Eigentlich wollte ich wöchentlich auf meinem YouTube Kanal ein Video posten. Mit den Aufnahmen meiner Streams habe ich genug Material. Die letzten Wochen klappte es auch recht gut. Jetzt bin ich ins Schlingern geraten. Zum einen liegt es daran, dass die Schulzeit wieder begonnen hat, was nach Homeschooling und den Sommerferien erneut eine große Umstellung des Tagesablaufs ist. Zum anderen – dem wesentlich wichtigeren Punkt – liegt das allerdings am Thema des als nächstes anstehenden Videos.

Ich drücke mich darum.

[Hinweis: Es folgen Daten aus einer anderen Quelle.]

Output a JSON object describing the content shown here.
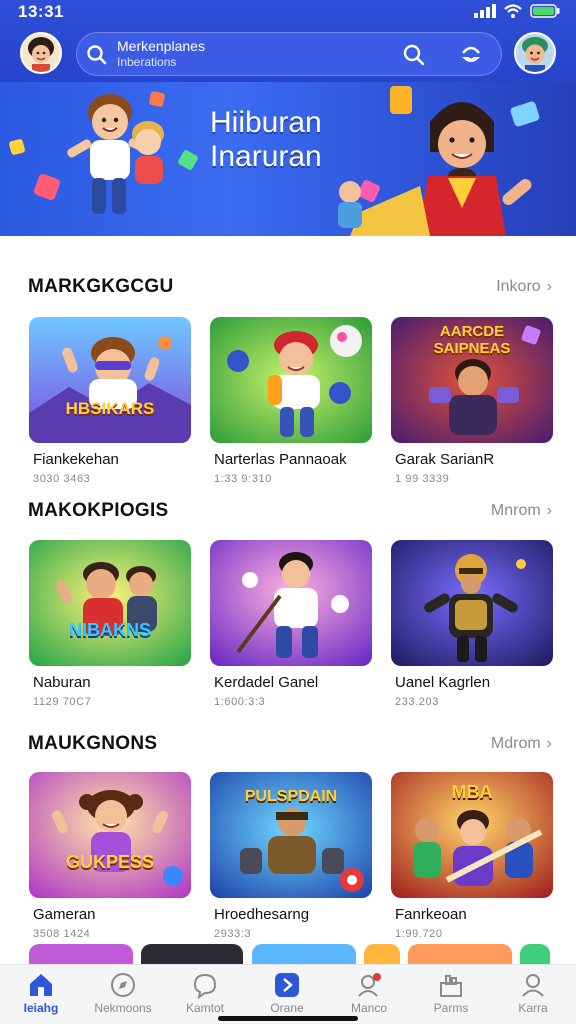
{
  "status_bar": {
    "time": "13:31"
  },
  "header": {
    "search_text": "Merkenplanes",
    "search_subtext": "Inberations",
    "brand_color": "#2f4fd8"
  },
  "banner": {
    "title_line1": "Hiiburan",
    "title_line2": "Inaruran"
  },
  "sections": [
    {
      "title": "MARKGKGCGU",
      "more": "Inkoro",
      "games": [
        {
          "name": "Fiankekehan",
          "meta": "3030 3463",
          "art": "HBSIKARS"
        },
        {
          "name": "Narterlas Pannaoak",
          "meta": "1:33 9:310",
          "art": ""
        },
        {
          "name": "Garak SarianR",
          "meta": "1 99 3339",
          "art": "AARCDE SAIPNEAS"
        }
      ]
    },
    {
      "title": "MAKOKPIOGIS",
      "more": "Mnrom",
      "games": [
        {
          "name": "Naburan",
          "meta": "1129 70C7",
          "art": "NIBAKNS"
        },
        {
          "name": "Kerdadel Ganel",
          "meta": "1:600:3:3",
          "art": ""
        },
        {
          "name": "Uanel Kagrlen",
          "meta": "233.203",
          "art": ""
        }
      ]
    },
    {
      "title": "MAUKGNONS",
      "more": "Mdrom",
      "games": [
        {
          "name": "Gameran",
          "meta": "3508 1424",
          "art": "GUKPESS"
        },
        {
          "name": "Hroedhesarng",
          "meta": "2933:3",
          "art": "PULSPDAIN"
        },
        {
          "name": "Fanrkeoan",
          "meta": "1:99.720",
          "art": "MBA"
        }
      ]
    }
  ],
  "bottom_nav": [
    {
      "label": "Ieiahg",
      "icon": "home-icon",
      "active": true
    },
    {
      "label": "Nekmoons",
      "icon": "compass-icon",
      "active": false
    },
    {
      "label": "Kamtot",
      "icon": "chat-icon",
      "active": false
    },
    {
      "label": "Orane",
      "icon": "play-icon",
      "active": false
    },
    {
      "label": "Manco",
      "icon": "notification-icon",
      "active": false
    },
    {
      "label": "Parms",
      "icon": "library-icon",
      "active": false
    },
    {
      "label": "Karra",
      "icon": "profile-icon",
      "active": false
    }
  ]
}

Wieso?

Für meine Streams könnt ihr mir Themen vorschlagen. Ein solcher Vorschlag, war die Bitte einen Stream über das Schreiben mit Legasthenie zu machen. Damals dachte ich, warum nicht, kein Thema. Aber schon während des Streams merkte ich, wie viel mich das kostet. Ich bereue nicht, den Stream gemacht zu haben. Es ist mir wichtig und erscheint mir richtig schwierige Themen anzugehen. Was uns nicht betrifft, nehmen wir nicht unbedingt wahr. Aufklärung und Einbeziehung schafft Verständnis und Zusammenhalt. Allerdings hat mich das offene Reden über die Hürden, vor allem aus meiner Schulzeit, mit einem Trauma konfrontiert, das ich verdrängt habe. Nach der Schule fand ich für mich so viele Möglichkeiten meine alternative Wahrnehmung von Sprache und Schrift auszugleichen, so dass der Druck, den das unflexible Schulsystem mir aufgeladen hat, abnahm. Ich hatte das Glück an einen Punkt zu kommen, an dem mir meine Schwierigkeiten nicht einmal mehr auffielen. Der Stream hat all die vergessenen Probleme wieder aufgewühlt. Wenn ich das Video noch einmal ansehen muss, um es zu schneiden, wird mich das wieder was kosten.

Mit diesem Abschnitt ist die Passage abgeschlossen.